On Fri, Sep 02, 2005 at 12:44:00PM -0400, Tom Lane wrote:
>
> Hmm, the more general page seems to be
>
> http://www.hmug.org/man/3/xlocale.php
>
> This seems to be pretty much exactly what we want, at least API-wise.
> Now, if we can find an implementation of this with a BSD license ;-) ...
Yes it is, it's exactly the same interface as glibc. Windows has them
all with an underscore prefix.
> [ I don't recall at the moment whether Apple publishes all of Darwin
> under a straight BSD license, but that would surely be a good place to
> look first. ]
libc is listed as APSL licence, whatever that means. Something with
that many clauses can't be BSD compatable.
What I wonder is how come Apple implemented all this in their version
yet none of the BSDs got around to it.
I've looked around for Citrus, it appears that NetBSD contains the
latest version and while there's a lot of stuff for LC_CTYPE and charset
conversion, LC_COLLATE didn't appear to be high on their priorities.
I especially liked these fragments from the OpenBSD and NetBSD CVS
repositories. Tom, you've comvinced me, relying on the platform is
silly. We have platforms that don't support LC_COLLATE in one locale,
let alone multiple. FreeBSD thankfully does support it.

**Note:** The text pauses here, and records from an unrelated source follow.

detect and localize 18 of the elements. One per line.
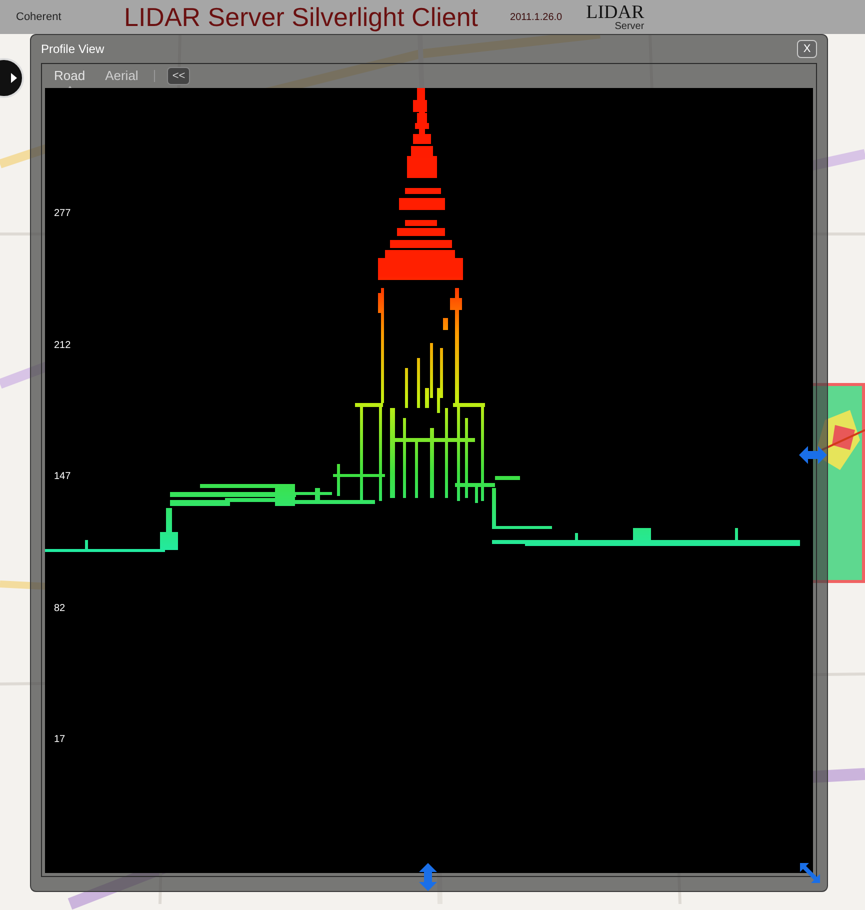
y-axis-label: 82 (54, 604, 66, 614)
diagonal-resize-icon[interactable] (800, 863, 820, 883)
y-axis-label: 17 (54, 735, 66, 745)
version-label: 2011.1.26.0 (510, 10, 562, 24)
y-axis-label: 147 (54, 472, 71, 482)
logo-text: Coherent (16, 10, 62, 25)
y-axis-label: 277 (54, 209, 71, 219)
collapse-button[interactable]: << (167, 67, 190, 85)
dialog-title: Profile View (41, 41, 104, 58)
brand-logo-title: LIDAR (586, 2, 644, 22)
map-type-tab[interactable]: Aerial (101, 66, 142, 86)
app-title: LIDAR Server Silverlight Client (124, 4, 478, 30)
chevron-right-icon (10, 72, 18, 84)
close-button[interactable]: X (797, 40, 817, 58)
y-axis-label: 212 (54, 340, 71, 350)
horizontal-resize-icon[interactable] (799, 446, 827, 464)
brand-logo-subtitle: Server (614, 22, 644, 32)
vertical-resize-icon[interactable] (419, 863, 437, 891)
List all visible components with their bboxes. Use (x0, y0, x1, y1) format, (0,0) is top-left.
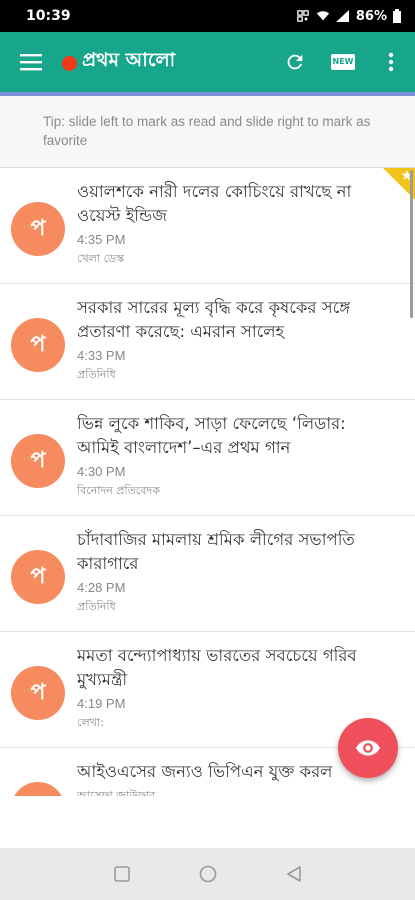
news-headline: ভিন্ন লুকে শাকিব, সাড়া ফেলেছে ‘লিডার: আ… (77, 414, 346, 457)
news-body: মমতা বন্দ্যোপাধ্যায় ভারতের সবচেয়ে গরিব… (77, 644, 377, 733)
news-item[interactable]: প সরকার সারের মূল্য বৃদ্ধি করে কৃষকের সঙ… (0, 284, 415, 400)
home-button[interactable] (196, 862, 220, 886)
system-nav-bar (0, 848, 415, 900)
tip-banner: Tip: slide left to mark as read and slid… (0, 96, 415, 168)
back-icon (286, 866, 301, 882)
news-body: ভিন্ন লুকে শাকিব, সাড়া ফেলেছে ‘লিডার: আ… (77, 412, 377, 501)
news-author: খেলা ডেস্ক (77, 252, 125, 265)
news-item[interactable]: প ভিন্ন লুকে শাকিব, সাড়া ফেলেছে ‘লিডার:… (0, 400, 415, 516)
news-author: আসেফা জাউফার (77, 789, 156, 796)
news-author: প্রতিনিধি (77, 600, 116, 613)
qr-icon (297, 10, 309, 22)
news-author: লেখা: (77, 716, 104, 729)
tip-text: Tip: slide left to mark as read and slid… (43, 114, 371, 148)
app-bar: প্রথম আলো NEW (0, 32, 415, 92)
news-author: প্রতিনিধি (77, 368, 116, 381)
news-body: আইওএসের জন্যও ভিপিএন যুক্ত করল আসেফা জাউ… (77, 760, 377, 796)
news-list[interactable]: প ওয়ালশকে নারী দলের কোচিংয়ে রাখছে না ও… (0, 168, 415, 796)
news-headline: আইওএসের জন্যও ভিপিএন যুক্ত করল (77, 762, 333, 781)
mark-read-fab[interactable] (338, 718, 398, 778)
news-item[interactable]: প চাঁদাবাজির মামলায় শ্রমিক লীগের সভাপতি… (0, 516, 415, 632)
refresh-icon (287, 54, 303, 70)
news-body: চাঁদাবাজির মামলায় শ্রমিক লীগের সভাপতি ক… (77, 528, 377, 617)
source-avatar: প (11, 782, 65, 796)
menu-button[interactable] (0, 32, 62, 92)
news-headline: ওয়ালশকে নারী দলের কোচিংয়ে রাখছে না ওয়… (77, 182, 352, 225)
news-time: 4:19 PM (77, 696, 126, 711)
app-actions: NEW (271, 32, 415, 92)
more-vert-icon (388, 52, 394, 72)
status-icons: 86% (296, 9, 401, 24)
status-time: 10:39 (26, 8, 71, 24)
refresh-button[interactable] (271, 32, 319, 92)
home-icon (199, 865, 216, 883)
source-avatar: প (11, 318, 65, 372)
eye-icon (356, 740, 380, 756)
recents-icon (113, 866, 130, 882)
news-headline: চাঁদাবাজির মামলায় শ্রমিক লীগের সভাপতি ক… (77, 530, 355, 573)
new-icon: NEW (330, 54, 356, 70)
logo-text: প্রথম আলো (82, 49, 176, 71)
source-avatar: প (11, 202, 65, 256)
news-body: সরকার সারের মূল্য বৃদ্ধি করে কৃষকের সঙ্গ… (77, 296, 377, 385)
news-time: 4:33 PM (77, 348, 126, 363)
status-bar: 10:39 86% (0, 0, 415, 32)
news-body: ওয়ালশকে নারী দলের কোচিংয়ে রাখছে না ওয়… (77, 180, 377, 269)
app-logo: প্রথম আলো (62, 46, 175, 78)
source-avatar: প (11, 550, 65, 604)
recents-button[interactable] (110, 862, 134, 886)
source-avatar: প (11, 666, 65, 720)
news-time: 4:28 PM (77, 580, 126, 595)
news-time: 4:35 PM (77, 232, 126, 247)
news-time: 4:30 PM (77, 464, 126, 479)
news-headline: মমতা বন্দ্যোপাধ্যায় ভারতের সবচেয়ে গরিব… (77, 646, 357, 689)
battery-percent: 86% (355, 8, 387, 24)
wifi-icon (316, 11, 329, 21)
scrollbar-thumb[interactable] (410, 170, 413, 318)
battery-icon (393, 9, 401, 23)
news-item[interactable]: প ওয়ালশকে নারী দলের কোচিংয়ে রাখছে না ও… (0, 168, 415, 284)
menu-icon (20, 54, 42, 71)
news-headline: সরকার সারের মূল্য বৃদ্ধি করে কৃষকের সঙ্গ… (77, 298, 351, 341)
news-author: বিনোদন প্রতিবেদক (77, 484, 160, 497)
logo-dot (62, 56, 77, 71)
new-button[interactable]: NEW (319, 32, 367, 92)
more-options-button[interactable] (367, 32, 415, 92)
back-button[interactable] (282, 862, 306, 886)
source-avatar: প (11, 434, 65, 488)
signal-icon (335, 10, 349, 22)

http://cvsweb.netbsd.org/bsdweb.cgi/src/lib/libc/string/strcoll.c?rev=HEAD
http://www.openbsd.org/cgi-bin/cvsweb/src/lib/libc/string/strcoll.c?rev=HEAD
--- snip ---
/** Compare strings according to LC_COLLATE category of current locale.*/
int
strcoll(s1, s2)const char *s1, *s2;
{
_DIAGASSERT(s1 != NULL);_DIAGASSERT(s2 != NULL);
/* LC_COLLATE is unimplemented, hence always "C" */return (strcmp(s1, s2));
}
--
Martijn van Oosterhout <kleptog@svana.org> http://svana.org/kleptog/
> Patent. n. Genius is 5% inspiration and 95% perspiration. A patent is a
> tool for doing 5% of the work and then sitting around waiting for someone
> else to do the other 95% so you can sue them.